Monday, July 7, 2008

New Vocation

I am staying overnight in a gas station. We have a safe place to stay that is warm, not bad, they say, 24-hour security in actuality. I am charging my computer so we can have music or maybe I can play solitaire or something. I wish there were internet so I could Skype maybe.

I am hearing harsh French but I'm not scared. I know I will get through all of this and have greater tolerance and stamina, stretching my limits.

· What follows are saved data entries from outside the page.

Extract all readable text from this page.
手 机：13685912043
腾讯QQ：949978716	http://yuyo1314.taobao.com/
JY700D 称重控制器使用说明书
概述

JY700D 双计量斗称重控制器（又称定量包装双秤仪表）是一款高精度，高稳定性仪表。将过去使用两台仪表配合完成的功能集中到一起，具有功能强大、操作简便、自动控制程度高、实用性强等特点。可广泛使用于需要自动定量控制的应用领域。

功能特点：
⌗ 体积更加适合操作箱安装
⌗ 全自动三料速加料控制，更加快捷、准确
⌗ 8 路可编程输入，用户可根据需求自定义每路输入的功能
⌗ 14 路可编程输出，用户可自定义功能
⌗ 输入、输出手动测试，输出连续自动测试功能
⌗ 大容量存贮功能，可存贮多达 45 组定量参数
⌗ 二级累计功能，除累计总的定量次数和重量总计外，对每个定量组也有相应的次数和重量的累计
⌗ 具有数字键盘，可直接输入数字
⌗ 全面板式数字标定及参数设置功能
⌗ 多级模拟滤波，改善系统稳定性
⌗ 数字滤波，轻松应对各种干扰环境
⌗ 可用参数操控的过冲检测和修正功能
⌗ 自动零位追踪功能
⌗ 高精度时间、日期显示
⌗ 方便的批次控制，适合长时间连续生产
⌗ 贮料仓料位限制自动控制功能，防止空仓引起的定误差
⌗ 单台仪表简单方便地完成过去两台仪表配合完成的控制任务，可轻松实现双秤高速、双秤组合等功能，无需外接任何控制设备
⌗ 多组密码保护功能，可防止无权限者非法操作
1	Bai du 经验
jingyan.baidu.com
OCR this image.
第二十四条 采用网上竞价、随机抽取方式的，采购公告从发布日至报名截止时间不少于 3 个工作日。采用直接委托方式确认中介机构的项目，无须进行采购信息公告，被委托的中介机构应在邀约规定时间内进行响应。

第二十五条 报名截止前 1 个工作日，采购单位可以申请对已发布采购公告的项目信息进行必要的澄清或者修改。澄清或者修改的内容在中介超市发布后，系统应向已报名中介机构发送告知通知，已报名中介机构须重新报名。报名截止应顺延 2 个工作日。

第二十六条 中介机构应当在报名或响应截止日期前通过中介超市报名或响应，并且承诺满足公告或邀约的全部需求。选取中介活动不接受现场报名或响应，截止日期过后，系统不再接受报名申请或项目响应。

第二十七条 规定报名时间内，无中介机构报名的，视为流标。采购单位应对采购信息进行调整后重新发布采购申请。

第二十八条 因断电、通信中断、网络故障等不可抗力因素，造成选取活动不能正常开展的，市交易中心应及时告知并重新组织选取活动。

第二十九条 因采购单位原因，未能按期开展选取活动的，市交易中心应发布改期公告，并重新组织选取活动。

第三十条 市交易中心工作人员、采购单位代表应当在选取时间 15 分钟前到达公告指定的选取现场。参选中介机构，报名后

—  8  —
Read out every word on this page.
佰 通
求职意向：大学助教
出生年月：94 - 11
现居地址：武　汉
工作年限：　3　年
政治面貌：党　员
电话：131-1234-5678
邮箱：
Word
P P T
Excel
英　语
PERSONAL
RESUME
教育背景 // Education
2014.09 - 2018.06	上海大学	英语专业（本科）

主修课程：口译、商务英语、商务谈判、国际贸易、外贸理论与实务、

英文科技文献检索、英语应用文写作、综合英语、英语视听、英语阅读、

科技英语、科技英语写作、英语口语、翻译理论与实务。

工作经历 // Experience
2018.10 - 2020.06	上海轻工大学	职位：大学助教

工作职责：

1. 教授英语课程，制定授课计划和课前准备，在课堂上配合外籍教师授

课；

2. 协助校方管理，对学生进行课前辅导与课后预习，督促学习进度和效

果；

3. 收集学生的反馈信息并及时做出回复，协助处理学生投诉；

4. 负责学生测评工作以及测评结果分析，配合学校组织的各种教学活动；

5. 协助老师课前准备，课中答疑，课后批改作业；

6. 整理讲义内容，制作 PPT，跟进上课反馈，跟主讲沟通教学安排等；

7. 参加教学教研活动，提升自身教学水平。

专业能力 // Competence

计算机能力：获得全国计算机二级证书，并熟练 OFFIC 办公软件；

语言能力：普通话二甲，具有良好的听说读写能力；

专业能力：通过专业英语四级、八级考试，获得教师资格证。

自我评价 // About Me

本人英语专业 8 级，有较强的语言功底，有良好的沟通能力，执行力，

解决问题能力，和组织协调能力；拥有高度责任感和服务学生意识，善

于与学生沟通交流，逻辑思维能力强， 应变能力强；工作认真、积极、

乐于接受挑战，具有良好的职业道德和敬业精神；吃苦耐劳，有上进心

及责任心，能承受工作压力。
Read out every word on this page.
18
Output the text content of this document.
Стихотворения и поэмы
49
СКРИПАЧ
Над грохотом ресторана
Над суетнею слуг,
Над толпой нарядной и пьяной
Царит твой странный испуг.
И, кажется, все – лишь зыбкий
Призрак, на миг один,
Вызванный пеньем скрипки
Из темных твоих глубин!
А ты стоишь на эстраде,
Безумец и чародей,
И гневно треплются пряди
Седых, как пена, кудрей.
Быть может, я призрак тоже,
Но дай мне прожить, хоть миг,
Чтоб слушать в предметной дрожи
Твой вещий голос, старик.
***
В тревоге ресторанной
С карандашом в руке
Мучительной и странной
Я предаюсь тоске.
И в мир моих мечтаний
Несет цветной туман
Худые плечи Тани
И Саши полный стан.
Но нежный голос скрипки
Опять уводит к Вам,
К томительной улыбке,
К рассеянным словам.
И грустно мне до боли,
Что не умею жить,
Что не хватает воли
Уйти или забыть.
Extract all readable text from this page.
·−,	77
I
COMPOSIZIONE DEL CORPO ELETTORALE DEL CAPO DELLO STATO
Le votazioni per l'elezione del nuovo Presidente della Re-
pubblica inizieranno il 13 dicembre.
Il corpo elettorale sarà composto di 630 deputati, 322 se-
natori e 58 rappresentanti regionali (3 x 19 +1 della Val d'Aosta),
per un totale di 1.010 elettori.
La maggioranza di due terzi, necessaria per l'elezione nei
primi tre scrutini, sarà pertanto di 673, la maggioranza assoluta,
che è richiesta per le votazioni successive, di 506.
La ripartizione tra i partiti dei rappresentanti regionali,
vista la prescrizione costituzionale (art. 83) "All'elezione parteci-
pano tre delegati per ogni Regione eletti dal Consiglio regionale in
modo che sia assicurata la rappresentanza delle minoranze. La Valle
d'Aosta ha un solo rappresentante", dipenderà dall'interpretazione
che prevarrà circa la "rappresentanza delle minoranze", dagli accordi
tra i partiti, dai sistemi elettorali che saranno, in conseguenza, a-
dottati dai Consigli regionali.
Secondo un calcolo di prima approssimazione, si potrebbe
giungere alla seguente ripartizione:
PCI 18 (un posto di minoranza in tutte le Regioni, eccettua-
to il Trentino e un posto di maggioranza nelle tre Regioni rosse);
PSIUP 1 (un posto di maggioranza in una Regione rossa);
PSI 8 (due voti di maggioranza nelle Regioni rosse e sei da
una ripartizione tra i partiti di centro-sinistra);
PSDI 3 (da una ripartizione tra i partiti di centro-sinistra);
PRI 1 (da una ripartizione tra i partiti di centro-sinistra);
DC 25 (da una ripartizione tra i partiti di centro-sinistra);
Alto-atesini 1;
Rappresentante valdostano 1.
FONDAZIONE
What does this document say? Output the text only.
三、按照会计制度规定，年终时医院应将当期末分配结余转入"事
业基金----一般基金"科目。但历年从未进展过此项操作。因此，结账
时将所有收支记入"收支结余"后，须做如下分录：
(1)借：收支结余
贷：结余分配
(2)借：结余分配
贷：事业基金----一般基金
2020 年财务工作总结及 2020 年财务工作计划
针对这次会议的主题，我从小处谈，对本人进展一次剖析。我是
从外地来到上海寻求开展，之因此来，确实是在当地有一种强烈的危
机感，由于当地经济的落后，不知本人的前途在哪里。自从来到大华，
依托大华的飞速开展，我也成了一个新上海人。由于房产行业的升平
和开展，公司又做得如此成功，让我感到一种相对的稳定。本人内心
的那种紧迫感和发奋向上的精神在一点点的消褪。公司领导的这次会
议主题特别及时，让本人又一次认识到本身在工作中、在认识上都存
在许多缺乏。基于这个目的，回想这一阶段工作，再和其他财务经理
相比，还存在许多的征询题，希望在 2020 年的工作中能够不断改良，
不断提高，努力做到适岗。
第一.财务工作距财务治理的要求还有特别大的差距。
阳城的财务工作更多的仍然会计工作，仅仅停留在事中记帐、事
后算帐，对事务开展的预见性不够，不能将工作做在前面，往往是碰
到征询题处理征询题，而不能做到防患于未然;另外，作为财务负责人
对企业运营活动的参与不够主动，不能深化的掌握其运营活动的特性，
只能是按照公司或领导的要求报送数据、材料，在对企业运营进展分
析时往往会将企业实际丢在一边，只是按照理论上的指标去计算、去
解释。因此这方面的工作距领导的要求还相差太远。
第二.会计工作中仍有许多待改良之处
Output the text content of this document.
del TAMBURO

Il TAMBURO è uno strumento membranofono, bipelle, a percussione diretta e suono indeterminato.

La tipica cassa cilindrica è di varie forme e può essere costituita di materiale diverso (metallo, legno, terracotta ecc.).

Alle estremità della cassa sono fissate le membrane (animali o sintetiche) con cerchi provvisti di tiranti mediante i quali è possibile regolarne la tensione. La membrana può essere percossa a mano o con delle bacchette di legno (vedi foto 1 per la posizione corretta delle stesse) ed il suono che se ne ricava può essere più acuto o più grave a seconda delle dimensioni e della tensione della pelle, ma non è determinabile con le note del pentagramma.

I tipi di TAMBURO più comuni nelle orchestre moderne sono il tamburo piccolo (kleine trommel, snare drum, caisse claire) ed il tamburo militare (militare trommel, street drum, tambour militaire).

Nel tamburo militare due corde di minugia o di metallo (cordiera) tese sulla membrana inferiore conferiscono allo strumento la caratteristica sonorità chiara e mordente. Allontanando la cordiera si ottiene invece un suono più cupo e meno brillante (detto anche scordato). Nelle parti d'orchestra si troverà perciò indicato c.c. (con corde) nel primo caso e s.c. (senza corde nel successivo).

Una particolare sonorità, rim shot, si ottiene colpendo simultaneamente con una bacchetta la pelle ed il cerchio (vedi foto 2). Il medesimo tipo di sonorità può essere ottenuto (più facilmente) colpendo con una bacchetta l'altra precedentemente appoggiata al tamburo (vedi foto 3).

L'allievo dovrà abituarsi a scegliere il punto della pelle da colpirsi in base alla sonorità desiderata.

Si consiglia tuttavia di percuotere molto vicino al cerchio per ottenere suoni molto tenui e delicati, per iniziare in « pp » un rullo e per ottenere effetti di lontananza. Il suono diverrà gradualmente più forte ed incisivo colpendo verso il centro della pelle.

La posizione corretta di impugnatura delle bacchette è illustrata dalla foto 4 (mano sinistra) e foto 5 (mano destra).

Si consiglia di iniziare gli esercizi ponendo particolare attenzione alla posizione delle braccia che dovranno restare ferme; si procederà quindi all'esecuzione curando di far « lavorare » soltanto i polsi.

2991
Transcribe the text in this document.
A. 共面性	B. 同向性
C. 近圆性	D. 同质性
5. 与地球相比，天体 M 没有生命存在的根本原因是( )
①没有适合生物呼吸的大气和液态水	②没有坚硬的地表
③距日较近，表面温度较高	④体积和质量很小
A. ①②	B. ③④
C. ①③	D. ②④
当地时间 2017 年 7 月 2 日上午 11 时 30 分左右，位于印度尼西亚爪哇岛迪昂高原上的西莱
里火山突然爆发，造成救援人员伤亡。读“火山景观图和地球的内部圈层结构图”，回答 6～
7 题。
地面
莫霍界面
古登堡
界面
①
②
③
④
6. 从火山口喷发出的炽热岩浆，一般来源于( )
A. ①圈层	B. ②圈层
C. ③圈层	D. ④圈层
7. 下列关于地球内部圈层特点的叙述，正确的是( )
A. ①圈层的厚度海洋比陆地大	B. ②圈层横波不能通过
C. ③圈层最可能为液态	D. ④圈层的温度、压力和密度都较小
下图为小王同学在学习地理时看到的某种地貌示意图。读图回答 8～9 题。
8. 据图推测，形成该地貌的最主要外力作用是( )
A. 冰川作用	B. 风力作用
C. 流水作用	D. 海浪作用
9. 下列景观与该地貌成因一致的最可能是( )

What did I come looking for? An adventure, something to write home about, my destiny, everything. I write and record my own experiences, expressions. My talent lies in communication, relaying those common emotions; I get a sense of the everyday. I see this right now. I can read Connie's eyes as if they are the most transparent glass. I can tell a relationship just by looking at two people together in a photo or real-life mannerisms. This is my talent. Now what do I do with it? I have described situations before, short fiction and such, but I've never relayed this as my "skill" or my "gift".

This is the beginning. I need to find my calling, but it begins here, at 23. Rediscovering in only two weeks is very exciting. I still don't know what this means for me, touch and go, go forth. 

I have so many tools, but invention and I can work on this most definitely. All ideas are just shots in the dark, guesses to get me excited about something. I want something to get excited about.